Curbing Our Enthusiasm, Increasing Our Bet…

Moving closer to the EU Summit we are are curbing our enthusiasm and expectations of the substance of the deal but increasing our bet that it will be just enough to unleash the balance sheet of the ECB to backstop Italian and Spanish bonds.   This should catapult the S&P500 over the 200-day moving average and the great year-end chase will be on.

We’ve made binary trades before and lost big.  The “Russia to nuclear to fail” trade where we bought the country’s dollar denominated Eurobonds all the way down from 45 cents to 18 cents, which proved right as an investment as they didn’t default.  Still, it was a bad trade buying too early.

We could be wrong on this one and may have too much faith in the Eurocrats, but think of consequences if we are wrong? If the EU fails here, it will 1931 all over again and will put the “Great” in this rolling depression/recession.   Therefore,  we bet they’ll come up with just enough to let Super Mario do his thing.    After that we’ll reaccess and look at the long-term consequences,  but hopefully 100 S&P points higher.

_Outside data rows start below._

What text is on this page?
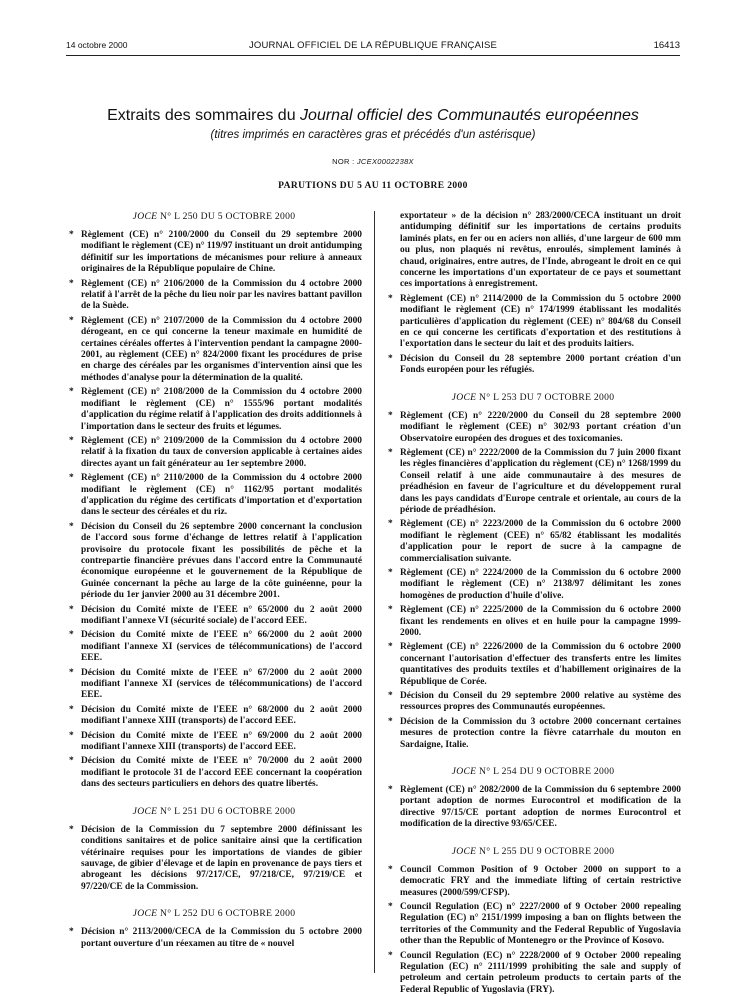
14 octobre 2000	JOURNAL OFFICIEL DE LA RÉPUBLIQUE FRANÇAISE	16413
Extraits des sommaires du Journal officiel des Communautés européennes
(titres imprimés en caractères gras et précédés d'un astérisque)
NOR : JCEX0002238X
PARUTIONS DU 5 AU 11 OCTOBRE 2000
JOCE N° L 250 DU 5 OCTOBRE 2000
* Règlement (CE) n° 2100/2000 du Conseil du 29 septembre 2000 modifiant le règlement (CE) n° 119/97 instituant un droit antidumping définitif sur les importations de mécanismes pour reliure à anneaux originaires de la République populaire de Chine.
* Règlement (CE) n° 2106/2000 de la Commission du 4 octobre 2000 relatif à l'arrêt de la pêche du lieu noir par les navires battant pavillon de la Suède.
* Règlement (CE) n° 2107/2000 de la Commission du 4 octobre 2000 dérogeant, en ce qui concerne la teneur maximale en humidité de certaines céréales offertes à l'intervention pendant la campagne 2000-2001, au règlement (CEE) n° 824/2000 fixant les procédures de prise en charge des céréales par les organismes d'intervention ainsi que les méthodes d'analyse pour la détermination de la qualité.
* Règlement (CE) n° 2108/2000 de la Commission du 4 octobre 2000 modifiant le règlement (CE) n° 1555/96 portant modalités d'application du régime relatif à l'application des droits additionnels à l'importation dans le secteur des fruits et légumes.
* Règlement (CE) n° 2109/2000 de la Commission du 4 octobre 2000 relatif à la fixation du taux de conversion applicable à certaines aides directes ayant un fait générateur au 1er septembre 2000.
* Règlement (CE) n° 2110/2000 de la Commission du 4 octobre 2000 modifiant le règlement (CE) n° 1162/95 portant modalités d'application du régime des certificats d'importation et d'exportation dans le secteur des céréales et du riz.
* Décision du Conseil du 26 septembre 2000 concernant la conclusion de l'accord sous forme d'échange de lettres relatif à l'application provisoire du protocole fixant les possibilités de pêche et la contrepartie financière prévues dans l'accord entre la Communauté économique européenne et le gouvernement de la République de Guinée concernant la pêche au large de la côte guinéenne, pour la période du 1er janvier 2000 au 31 décembre 2001.
* Décision du Comité mixte de l'EEE n° 65/2000 du 2 août 2000 modifiant l'annexe VI (sécurité sociale) de l'accord EEE.
* Décision du Comité mixte de l'EEE n° 66/2000 du 2 août 2000 modifiant l'annexe XI (services de télécommunications) de l'accord EEE.
* Décision du Comité mixte de l'EEE n° 67/2000 du 2 août 2000 modifiant l'annexe XI (services de télécommunications) de l'accord EEE.
* Décision du Comité mixte de l'EEE n° 68/2000 du 2 août 2000 modifiant l'annexe XIII (transports) de l'accord EEE.
* Décision du Comité mixte de l'EEE n° 69/2000 du 2 août 2000 modifiant l'annexe XIII (transports) de l'accord EEE.
* Décision du Comité mixte de l'EEE n° 70/2000 du 2 août 2000 modifiant le protocole 31 de l'accord EEE concernant la coopération dans des secteurs particuliers en dehors des quatre libertés.
JOCE N° L 251 DU 6 OCTOBRE 2000
* Décision de la Commission du 7 septembre 2000 définissant les conditions sanitaires et de police sanitaire ainsi que la certification vétérinaire requises pour les importations de viandes de gibier sauvage, de gibier d'élevage et de lapin en provenance de pays tiers et abrogeant les décisions 97/217/CE, 97/218/CE, 97/219/CE et 97/220/CE de la Commission.
JOCE N° L 252 DU 6 OCTOBRE 2000
* Décision n° 2113/2000/CECA de la Commission du 5 octobre 2000 portant ouverture d'un réexamen au titre de « nouvel
exportateur » de la décision n° 283/2000/CECA instituant un droit antidumping définitif sur les importations de certains produits laminés plats, en fer ou en aciers non alliés, d'une largeur de 600 mm ou plus, non plaqués ni revêtus, enroulés, simplement laminés à chaud, originaires, entre autres, de l'Inde, abrogeant le droit en ce qui concerne les importations d'un exportateur de ce pays et soumettant ces importations à enregistrement.
* Règlement (CE) n° 2114/2000 de la Commission du 5 octobre 2000 modifiant le règlement (CE) n° 174/1999 établissant les modalités particulières d'application du règlement (CEE) n° 804/68 du Conseil en ce qui concerne les certificats d'exportation et des restitutions à l'exportation dans le secteur du lait et des produits laitiers.
* Décision du Conseil du 28 septembre 2000 portant création d'un Fonds européen pour les réfugiés.
JOCE N° L 253 DU 7 OCTOBRE 2000
* Règlement (CE) n° 2220/2000 du Conseil du 28 septembre 2000 modifiant le règlement (CEE) n° 302/93 portant création d'un Observatoire européen des drogues et des toxicomanies.
* Règlement (CE) n° 2222/2000 de la Commission du 7 juin 2000 fixant les règles financières d'application du règlement (CE) n° 1268/1999 du Conseil relatif à une aide communautaire à des mesures de préadhésion en faveur de l'agriculture et du développement rural dans les pays candidats d'Europe centrale et orientale, au cours de la période de préadhésion.
* Règlement (CE) n° 2223/2000 de la Commission du 6 octobre 2000 modifiant le règlement (CEE) n° 65/82 établissant les modalités d'application pour le report de sucre à la campagne de commercialisation suivante.
* Règlement (CE) n° 2224/2000 de la Commission du 6 octobre 2000 modifiant le règlement (CE) n° 2138/97 délimitant les zones homogènes de production d'huile d'olive.
* Règlement (CE) n° 2225/2000 de la Commission du 6 octobre 2000 fixant les rendements en olives et en huile pour la campagne 1999-2000.
* Règlement (CE) n° 2226/2000 de la Commission du 6 octobre 2000 concernant l'autorisation d'effectuer des transferts entre les limites quantitatives des produits textiles et d'habillement originaires de la République de Corée.
* Décision du Conseil du 29 septembre 2000 relative au système des ressources propres des Communautés européennes.
* Décision de la Commission du 3 octobre 2000 concernant certaines mesures de protection contre la fièvre catarrhale du mouton en Sardaigne, Italie.
JOCE N° L 254 DU 9 OCTOBRE 2000
* Règlement (CE) n° 2082/2000 de la Commission du 6 septembre 2000 portant adoption de normes Eurocontrol et modification de la directive 97/15/CE portant adoption de normes Eurocontrol et modification de la directive 93/65/CEE.
JOCE N° L 255 DU 9 OCTOBRE 2000
* Council Common Position of 9 October 2000 on support to a democratic FRY and the immediate lifting of certain restrictive measures (2000/599/CFSP).
* Council Regulation (EC) n° 2227/2000 of 9 October 2000 repealing Regulation (EC) n° 2151/1999 imposing a ban on flights between the territories of the Community and the Federal Republic of Yugoslavia other than the Republic of Montenegro or the Province of Kosovo.
* Council Regulation (EC) n° 2228/2000 of 9 October 2000 repealing Regulation (EC) n° 2111/1999 prohibiting the sale and supply of petroleum and certain petroleum products to certain parts of the Federal Republic of Yugoslavia (FRY).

This entry was posted in Black Swan Watch, PIIGS, Sovereign Debt, Sovereign Risk and tagged , , , , . Bookmark the permalink.

3 Responses to Curbing Our Enthusiasm, Increasing Our Bet…

  1. vbounded's avatar vbounded says:

    Ditto. Just make sure your position size complies with your risk control parameters.

  2. macrotrader's avatar macrotrader says:

    Overbought daily stochastics and 200 day MA resistance is alot to overcome here. Always have
    stops. Higher probability trade here may be to the short side with a stop over the 200 day.